Djirra welcomes Victorian Government’s support for Aboriginal and Torres Strait Islander women and children escaping Family Violence during coronavirus

Djirra CEO Antoinette Braybrook has welcomed the Victorian Government’s investment of $40.2 million in crisis accommodation and specialist services for people suffering or at risk of family violence. Enforced social isolation due to COVID-19 increases exposure to violence. Aboriginal women and children’s lives are at risk now more than ever.

Importantly, the package also includes targeted funding for Aboriginal Community Controlled Organisations to meet additional demand for family violence case management and crisis support. “Djirra specialises in family violence prioritising the safety of Aboriginal women and children and must receive additional funding to support access to services, emergency relief and flexible support packages,” commented Ms Braybrook.

Djirra is adamant that every woman and child must know that there are safety options during this time of isolation. Resourcing frontline services to support women and children at risk at this time is vital so the health crisis we are living does not turn into a much bigger disaster. Ms Braybrook stressed that the pandemic must not hide the fact that violence against Aboriginal women and their children was already at epidemic levels before COVID-19 even appeared and it is getting worse.

 Since the beginning of the coronavirus crisis, Djirra has adapted its service response in a number of ways. Djirra offices in Melbourne and the regions have had to close their doors but Djirra is doing everything possible to stay visible to the women and children who need their services most.

Djirra is ensuring their service continuity and is contactable on free call number 1800 105 303 to provide legal and non-legal support. More, to keep the contact going, Djirra’s Community Engagement team are reaching out to women who have attended Sisters Day Out and Dilly Bag programs. “We are continually reviewing the way we provide services and support to adapt to this volatile environment – one which puts Aboriginal women and their children at greater risk of violence,” explained Ms Braybrook. “Djirra is here for Aboriginal women and children and especially those in our communities in Victoria who experience family violence.”

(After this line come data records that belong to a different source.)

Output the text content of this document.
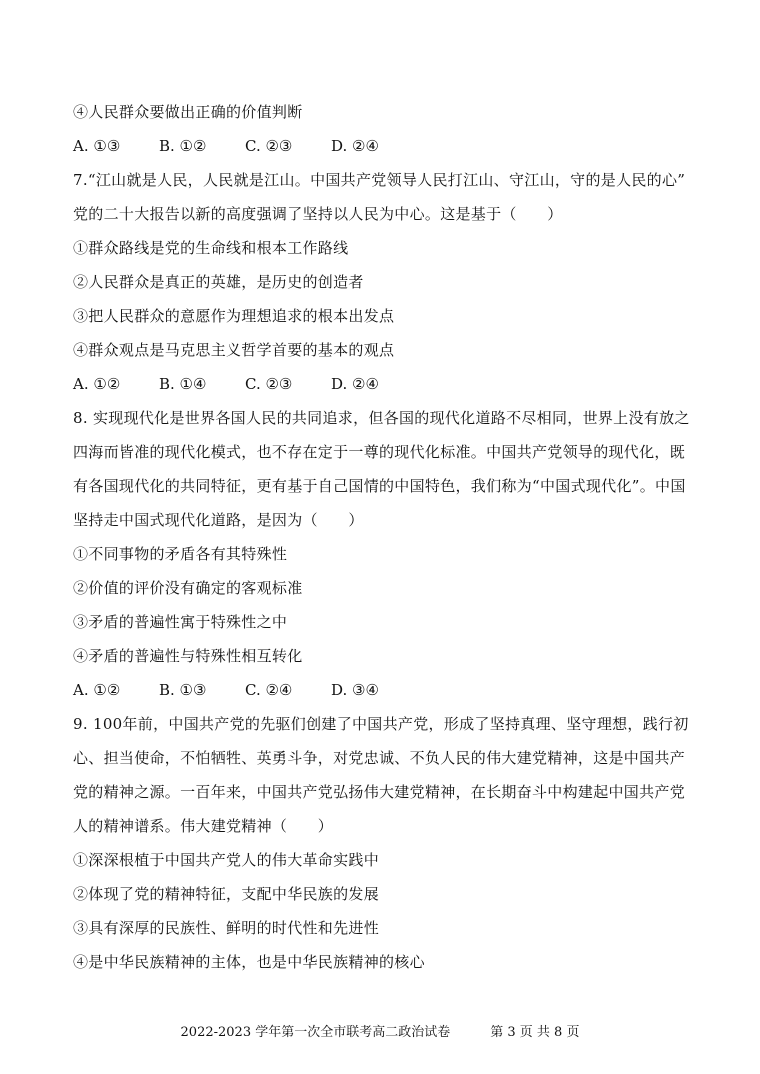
④人民群众要做出正确的价值判断
A. ①③	B. ①②	C. ②③	D. ②④
7.“江山就是人民，人民就是江山。中国共产党领导人民打江山、守江山，守的是人民的心”
党的二十大报告以新的高度强调了坚持以人民为中心。这是基于（　　）
①群众路线是党的生命线和根本工作路线
②人民群众是真正的英雄，是历史的创造者
③把人民群众的意愿作为理想追求的根本出发点
④群众观点是马克思主义哲学首要的基本的观点
A. ①②	B. ①④	C. ②③	D. ②④
8. 实现现代化是世界各国人民的共同追求，但各国的现代化道路不尽相同，世界上没有放之
四海而皆准的现代化模式，也不存在定于一尊的现代化标准。中国共产党领导的现代化，既
有各国现代化的共同特征，更有基于自己国情的中国特色，我们称为“中国式现代化”。中国
坚持走中国式现代化道路，是因为（　　）
①不同事物的矛盾各有其特殊性
②价值的评价没有确定的客观标准
③矛盾的普遍性寓于特殊性之中
④矛盾的普遍性与特殊性相互转化
A. ①②	B. ①③	C. ②④	D. ③④
9. 100年前，中国共产党的先驱们创建了中国共产党，形成了坚持真理、坚守理想，践行初
心、担当使命，不怕牺牲、英勇斗争，对党忠诚、不负人民的伟大建党精神，这是中国共产
党的精神之源。一百年来，中国共产党弘扬伟大建党精神，在长期奋斗中构建起中国共产党
人的精神谱系。伟大建党精神（　　）
①深深根植于中国共产党人的伟大革命实践中
②体现了党的精神特征，支配中华民族的发展
③具有深厚的民族性、鲜明的时代性和先进性
④是中华民族精神的主体，也是中华民族精神的核心
2022-2023 学年第一次全市联考高二政治试卷	第 3 页 共 8 页
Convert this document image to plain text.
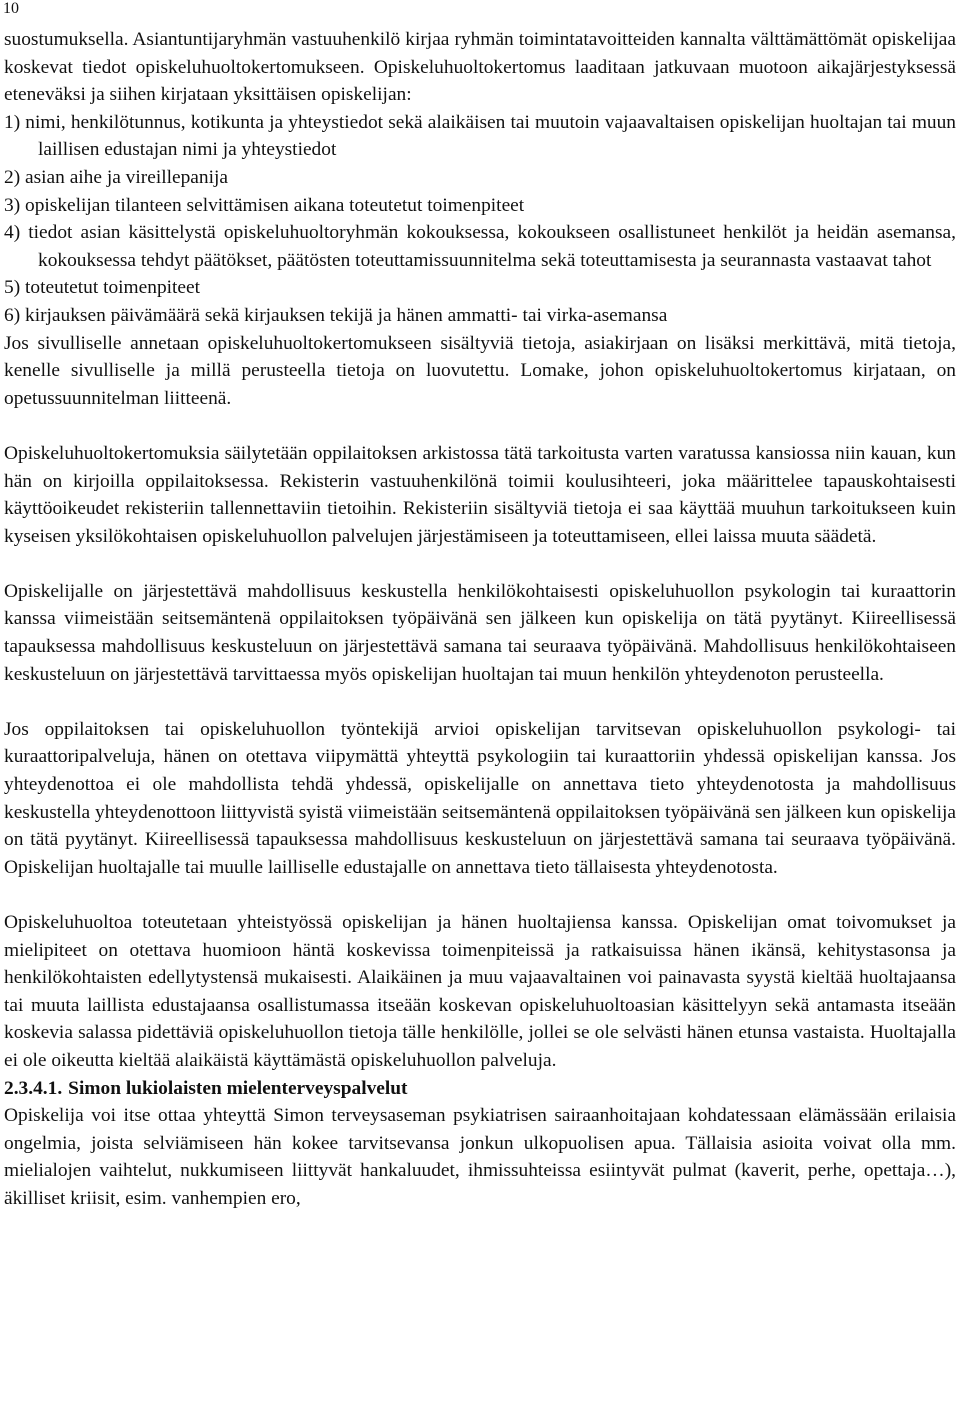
10

suostumuksella. Asiantuntijaryhmän vastuuhenkilö kirjaa ryhmän toimintatavoitteiden kannalta välttämättömät opiskelijaa koskevat tiedot opiskeluhuoltokertomukseen. Opiskeluhuoltokertomus laaditaan jatkuvaan muotoon aikajärjestyksessä eteneväksi ja siihen kirjataan yksittäisen opiskelijan:

1) nimi, henkilötunnus, kotikunta ja yhteystiedot sekä alaikäisen tai muutoin vajaavaltaisen opiskelijan huoltajan tai muun laillisen edustajan nimi ja yhteystiedot

2) asian aihe ja vireillepanija

3) opiskelijan tilanteen selvittämisen aikana toteutetut toimenpiteet

4) tiedot asian käsittelystä opiskeluhuoltoryhmän kokouksessa, kokoukseen osallistuneet henkilöt ja heidän asemansa, kokouksessa tehdyt päätökset, päätösten toteuttamissuunnitelma sekä toteuttamisesta ja seurannasta vastaavat tahot

5) toteutetut toimenpiteet

6) kirjauksen päivämäärä sekä kirjauksen tekijä ja hänen ammatti- tai virka-asemansa

Jos sivulliselle annetaan opiskeluhuoltokertomukseen sisältyviä tietoja, asiakirjaan on lisäksi merkittävä, mitä tietoja, kenelle sivulliselle ja millä perusteella tietoja on luovutettu. Lomake, johon opiskeluhuoltokertomus kirjataan, on opetussuunnitelman liitteenä.

Opiskeluhuoltokertomuksia säilytetään oppilaitoksen arkistossa tätä tarkoitusta varten varatussa kansiossa niin kauan, kun hän on kirjoilla oppilaitoksessa. Rekisterin vastuuhenkilönä toimii koulusihteeri, joka määrittelee tapauskohtaisesti käyttöoikeudet rekisteriin tallennettaviin tietoihin. Rekisteriin sisältyviä tietoja ei saa käyttää muuhun tarkoitukseen kuin kyseisen yksilökohtaisen opiskeluhuollon palvelujen järjestämiseen ja toteuttamiseen, ellei laissa muuta säädetä.

Opiskelijalle on järjestettävä mahdollisuus keskustella henkilökohtaisesti opiskeluhuollon psykologin tai kuraattorin kanssa viimeistään seitsemäntenä oppilaitoksen työpäivänä sen jälkeen kun opiskelija on tätä pyytänyt. Kiireellisessä tapauksessa mahdollisuus keskusteluun on järjestettävä samana tai seuraava työpäivänä. Mahdollisuus henkilökohtaiseen keskusteluun on järjestettävä tarvittaessa myös opiskelijan huoltajan tai muun henkilön yhteydenoton perusteella.

Jos oppilaitoksen tai opiskeluhuollon työntekijä arvioi opiskelijan tarvitsevan opiskeluhuollon psykologi- tai kuraattoripalveluja, hänen on otettava viipymättä yhteyttä psykologiin tai kuraattoriin yhdessä opiskelijan kanssa. Jos yhteydenottoa ei ole mahdollista tehdä yhdessä, opiskelijalle on annettava tieto yhteydenotosta ja mahdollisuus keskustella yhteydenottoon liittyvistä syistä viimeistään seitsemäntenä oppilaitoksen työpäivänä sen jälkeen kun opiskelija on tätä pyytänyt. Kiireellisessä tapauksessa mahdollisuus keskusteluun on järjestettävä samana tai seuraava työpäivänä. Opiskelijan huoltajalle tai muulle lailliselle edustajalle on annettava tieto tällaisesta yhteydenotosta.

Opiskeluhuoltoa toteutetaan yhteistyössä opiskelijan ja hänen huoltajiensa kanssa. Opiskelijan omat toivomukset ja mielipiteet on otettava huomioon häntä koskevissa toimenpiteissä ja ratkaisuissa hänen ikänsä, kehitystasonsa ja henkilökohtaisten edellytystensä mukaisesti. Alaikäinen ja muu vajaavaltainen voi painavasta syystä kieltää huoltajaansa tai muuta laillista edustajaansa osallistumassa itseään koskevan opiskeluhuoltoasian käsittelyyn sekä antamasta itseään koskevia salassa pidettäviä opiskeluhuollon tietoja tälle henkilölle, jollei se ole selvästi hänen etunsa vastaista. Huoltajalla ei ole oikeutta kieltää alaikäistä käyttämästä opiskeluhuollon palveluja.

2.3.4.1. Simon lukiolaisten mielenterveyspalvelut

Opiskelija voi itse ottaa yhteyttä Simon terveysaseman psykiatrisen sairaanhoitajaan kohdatessaan elämässään erilaisia ongelmia, joista selviämiseen hän kokee tarvitsevansa jonkun ulkopuolisen apua. Tällaisia asioita voivat olla mm. mielialojen vaihtelut, nukkumiseen liittyvät hankaluudet, ihmissuhteissa esiintyvät pulmat (kaverit, perhe, opettaja…), äkilliset kriisit, esim. vanhempien ero,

Antoinette Braybrook also said that Djirra is presented with a different issue every day and looking at innovative ways to ensure that communities can continue to access Djirra’s services and support.

Since this crisis began, Djirra has called on Governments for

  • an urgent allocation of emergency relief funding to support women and children to access accommodation and essential items;
  • an expansion of dedicated care packages for Aboriginal women and children to ensure their safety, health and well-being; and for
  • additional funding for Djirra’s service continuity plan to ensure that Aboriginal women and children’s safety, health and well-being is prioritised.

We want our message to be heard and we want Djirra to be visible; our doors may be closed, but we are still delivering our services. If we don’t have what our women need right now, we will change what we do! We need governments to invest now and commit to keep supporting our services,” concluded Antoinette Braybrook.